After testing you should have a good idea about nutrients you need to add to your soil. If you don’t have any specific issues you can use cow, horse or chicken manure for general purpose boosting. You will need one bushel of chicken manure per 100 square feet or four bushels of cow or horse manure for the same space. My large vegetable garden is 1800 square feet. Buying bagged manure runs about $150 each year. It is much cheaper to buy manure from one of the local farmers, but you have to make sure the manure has been composted prior to use. Don’t add fresh manure after your garden has been planted.

Soil pH

Most vegetable plants prefer a soil pH range of 6.0 to 6.8. Soil pH measures the acidity or alkilinity of your garden bed. It is measured in a range of 0 to 14.0 with lower numbers representing higher acidity and higher numbers representing higher alkilinity. A pH of 7.0 is neutral. The Old Farmer’s Almanac has a great resource for checking pH needs of a variety of trees, flowers and vegetables.
If your soil is too acidic you can add gardening lime to raise the pH and if it is too alkiline you should add gypsum or ground sulphur.


Potassium is important for general plant health.
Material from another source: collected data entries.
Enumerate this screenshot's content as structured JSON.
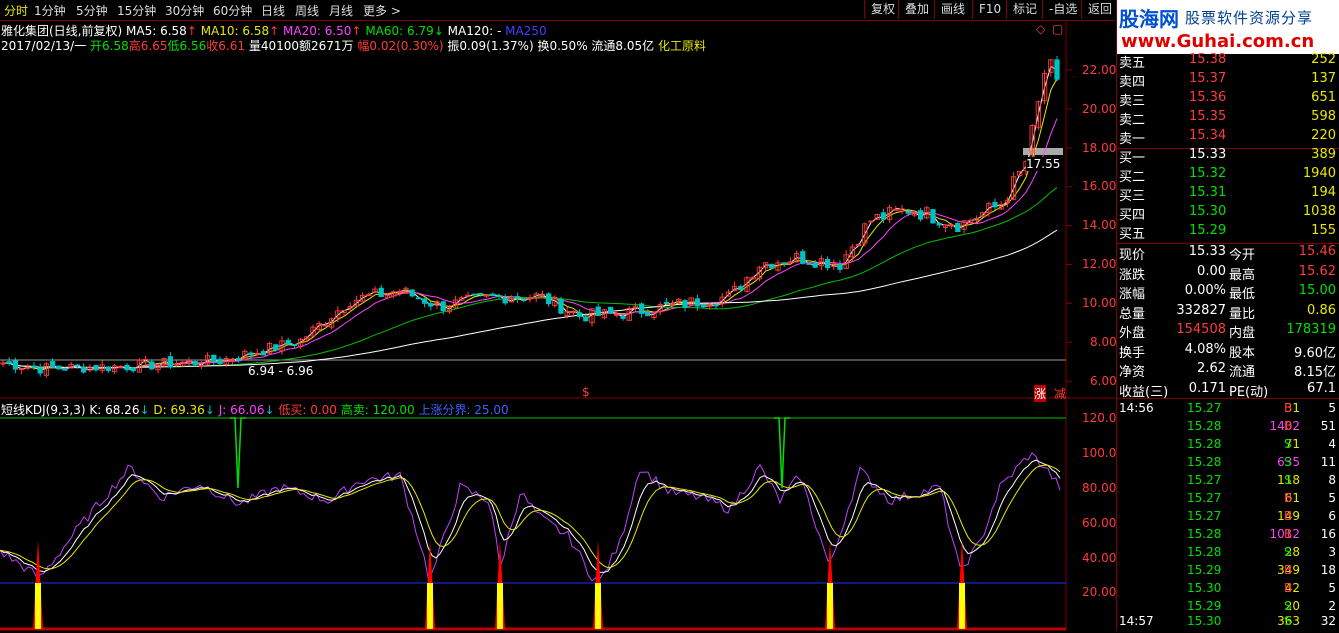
{
  "toolbar": {
    "timeframes": [
      "分时",
      "1分钟",
      "5分钟",
      "15分钟",
      "30分钟",
      "60分钟",
      "日线",
      "周线",
      "月线",
      "更多 >"
    ],
    "active_timeframe": "分时",
    "buttons": [
      "复权",
      "叠加",
      "画线",
      "F10",
      "标记",
      "-自选",
      "返回"
    ]
  },
  "header": {
    "title": "雅化集团(日线,前复权)",
    "ma5": "MA5: 6.58",
    "ma10": "MA10: 6.58",
    "ma20": "MA20: 6.50",
    "ma60": "MA60: 6.79",
    "ma120": "MA120: -",
    "ma250": "MA250",
    "date": "2017/02/13/一",
    "open": "开6.58",
    "high": "高6.65",
    "low": "低6.56",
    "close": "收6.61",
    "volume": "量40100",
    "amount": "额2671万",
    "change": "幅0.02(0.30%)",
    "amplitude": "振0.09(1.37%)",
    "turnover": "换0.50%",
    "float_cap": "流通8.05亿",
    "sector": "化工原料"
  },
  "price_axis": [
    "22.00",
    "20.00",
    "18.00",
    "16.00",
    "14.00",
    "12.00",
    "10.00",
    "8.00",
    "6.00"
  ],
  "price_annotations": {
    "low_range": "6.94 - 6.96",
    "crosshair": "17.55",
    "zhang": "涨",
    "jian": "减",
    "dollar": "$"
  },
  "kdj": {
    "name": "短线KDJ(9,3,3)",
    "k": "K: 68.26",
    "d": "D: 69.36",
    "j": "J: 66.06",
    "low_buy": "低买: 0.00",
    "high_sell": "高卖: 120.00",
    "boundary": "上涨分界: 25.00",
    "axis": [
      "120.0",
      "100.0",
      "80.00",
      "60.00",
      "40.00",
      "20.00"
    ]
  },
  "logo": {
    "brand": "股海网",
    "slogan": "股票软件资源分享",
    "url": "www.Guhai.com.cn"
  },
  "order_book": {
    "asks": [
      {
        "label": "卖五",
        "price": "15.38",
        "vol": "252"
      },
      {
        "label": "卖四",
        "price": "15.37",
        "vol": "137"
      },
      {
        "label": "卖三",
        "price": "15.36",
        "vol": "651"
      },
      {
        "label": "卖二",
        "price": "15.35",
        "vol": "598"
      },
      {
        "label": "卖一",
        "price": "15.34",
        "vol": "220"
      }
    ],
    "bids": [
      {
        "label": "买一",
        "price": "15.33",
        "vol": "389"
      },
      {
        "label": "买二",
        "price": "15.32",
        "vol": "1940"
      },
      {
        "label": "买三",
        "price": "15.31",
        "vol": "194"
      },
      {
        "label": "买四",
        "price": "15.30",
        "vol": "1038"
      },
      {
        "label": "买五",
        "price": "15.29",
        "vol": "155"
      }
    ]
  },
  "quote": [
    {
      "l1": "现价",
      "v1": "15.33",
      "l2": "今开",
      "v2": "15.46"
    },
    {
      "l1": "涨跌",
      "v1": "0.00",
      "l2": "最高",
      "v2": "15.62"
    },
    {
      "l1": "涨幅",
      "v1": "0.00%",
      "l2": "最低",
      "v2": "15.00"
    },
    {
      "l1": "总量",
      "v1": "332827",
      "l2": "量比",
      "v2": "0.86"
    },
    {
      "l1": "外盘",
      "v1": "154508",
      "l2": "内盘",
      "v2": "178319"
    },
    {
      "l1": "换手",
      "v1": "4.08%",
      "l2": "股本",
      "v2": "9.60亿"
    },
    {
      "l1": "净资",
      "v1": "2.62",
      "l2": "流通",
      "v2": "8.15亿"
    },
    {
      "l1": "收益(三)",
      "v1": "0.171",
      "l2": "PE(动)",
      "v2": "67.1"
    }
  ],
  "ticks": [
    {
      "time": "14:56",
      "price": "15.27",
      "vol": "31",
      "side": "B",
      "n": "5"
    },
    {
      "time": "",
      "price": "15.28",
      "vol": "1402",
      "side": "B",
      "n": "51"
    },
    {
      "time": "",
      "price": "15.28",
      "vol": "71",
      "side": "S",
      "n": "4"
    },
    {
      "time": "",
      "price": "15.28",
      "vol": "635",
      "side": "S",
      "n": "11"
    },
    {
      "time": "",
      "price": "15.27",
      "vol": "118",
      "side": "S",
      "n": "8"
    },
    {
      "time": "",
      "price": "15.27",
      "vol": "61",
      "side": "B",
      "n": "5"
    },
    {
      "time": "",
      "price": "15.27",
      "vol": "149",
      "side": "B",
      "n": "6"
    },
    {
      "time": "",
      "price": "15.28",
      "vol": "1012",
      "side": "B",
      "n": "16"
    },
    {
      "time": "",
      "price": "15.28",
      "vol": "28",
      "side": "S",
      "n": "3"
    },
    {
      "time": "",
      "price": "15.29",
      "vol": "349",
      "side": "B",
      "n": "18"
    },
    {
      "time": "",
      "price": "15.30",
      "vol": "42",
      "side": "B",
      "n": "5"
    },
    {
      "time": "",
      "price": "15.29",
      "vol": "20",
      "side": "S",
      "n": "2"
    },
    {
      "time": "14:57",
      "price": "15.30",
      "vol": "363",
      "side": "S",
      "n": "32"
    }
  ],
  "colors": {
    "up": "#ff3b3b",
    "down": "#00c0c0",
    "ma5": "#ffffff",
    "ma10": "#e8e800",
    "ma20": "#ff40ff",
    "ma60": "#00c000",
    "ma120": "#ffffff",
    "ma250": "#4040ff",
    "grid": "#800000"
  }
}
If it is deficient in your soil you can add it back with composted material heavy on fruit plant waste. Produce that is naturally high in potassium like banana peels, citrus rinds, and tomatoes are great for compost that is rich in potassium. You may also use ash from burned hardwoods. Make sure the ash is from a fire where no accelerants were used or where yard waste was burned. Ash from these fires will have chemicals or other undesireable materials in them that you don’t want in your garden.
Potassium can be introduced in the form of a chemical fertilizer, but it can burn your plants. Organic fertilizers break down in the soil over a longer period of time providing a natural time-release feature.
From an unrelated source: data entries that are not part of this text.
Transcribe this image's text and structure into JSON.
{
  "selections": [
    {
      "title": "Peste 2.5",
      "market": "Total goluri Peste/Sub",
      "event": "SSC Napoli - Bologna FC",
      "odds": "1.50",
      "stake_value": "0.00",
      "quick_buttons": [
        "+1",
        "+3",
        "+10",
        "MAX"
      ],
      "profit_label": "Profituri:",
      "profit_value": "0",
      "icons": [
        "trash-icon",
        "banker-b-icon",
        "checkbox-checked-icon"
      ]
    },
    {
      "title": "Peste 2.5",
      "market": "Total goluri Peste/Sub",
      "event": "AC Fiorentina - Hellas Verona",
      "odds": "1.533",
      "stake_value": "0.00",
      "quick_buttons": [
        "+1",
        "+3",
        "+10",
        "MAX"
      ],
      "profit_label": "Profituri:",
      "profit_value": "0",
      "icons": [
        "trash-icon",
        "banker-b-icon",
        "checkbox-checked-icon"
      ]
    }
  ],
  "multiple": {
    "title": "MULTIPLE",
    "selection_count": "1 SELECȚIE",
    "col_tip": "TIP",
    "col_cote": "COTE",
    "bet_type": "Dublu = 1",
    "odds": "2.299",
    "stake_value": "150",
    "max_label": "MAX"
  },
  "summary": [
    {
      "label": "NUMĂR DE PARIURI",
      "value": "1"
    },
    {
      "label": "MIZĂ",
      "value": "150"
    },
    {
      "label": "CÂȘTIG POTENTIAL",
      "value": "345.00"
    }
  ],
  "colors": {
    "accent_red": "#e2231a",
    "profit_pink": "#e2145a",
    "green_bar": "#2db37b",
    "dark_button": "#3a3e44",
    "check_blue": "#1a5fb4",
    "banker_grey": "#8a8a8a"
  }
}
Plants use more nitrogen than any other nutrient. Each year I use grass clippings inbetween bed rows to help control the weeds. They add nitrogen back to the soil as they decompose. Rich compost will add nitrogen back to the soil as will cover crops, but if you need a quick boost of nitrogen use blood meal. While it is organic, it can burn plants if applied in certain conditions. It should be applied to the soil and washed from plant leaves to prevent damage. Bean and pea varieties fix nitrogen in the soil for use by plants that follow it in a rotation cycle.
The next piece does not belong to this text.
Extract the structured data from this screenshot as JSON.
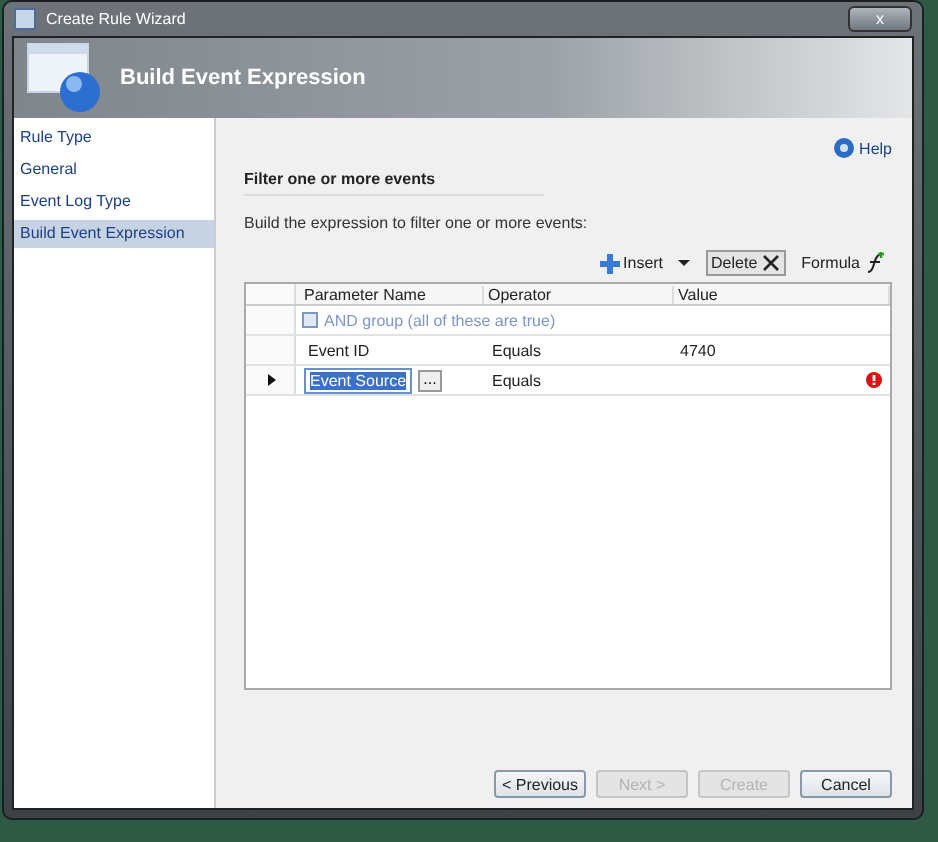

Phosphorous is important for root growth and to promote the setting of fruit and flowers. You can add phosphorous back into the soil through the application of animal manure or blood meal.
While there are other macronutrients that are important, those listed above are most commonly found to be lacking. For more detailed information on soil nutrients specific to your area, check with the state extension office closest to you. Most states offer free information through their agricultural office or local county extension offices.

Crop rotation

One way to reduce the depletion of nutrients from your soil is to rotate crops to alternate the plants that deplete the soil of nutrients with those plants that return nutrients to the soil or that deplete different nutrients from those crops planted in prior years. Another reason to rotate crops is to reduce diseases and pests that afflict plants in the same family.
It is important to understand the nutrient needs of each crop you plant. You should also understand which nutrients they strip from the soil. Proper crop rotation can save you from having to add more nutrients back into the soil than necessary, which saves time and money. For good guides to crop rotation check,, or this report from North Carolina State University.

Green manure

Green manure consists of plants like borage that are planted toward the end of the growing season and left in the garden to help maintain the soil structure and prevent erosion. They are then either scraped or pulled from the garden and added to a compost pile or they are tilled under directly into the garden. If tilled under you will need to wait 30 days before planting again. Mother Earth News has an excellent guide to using green manure.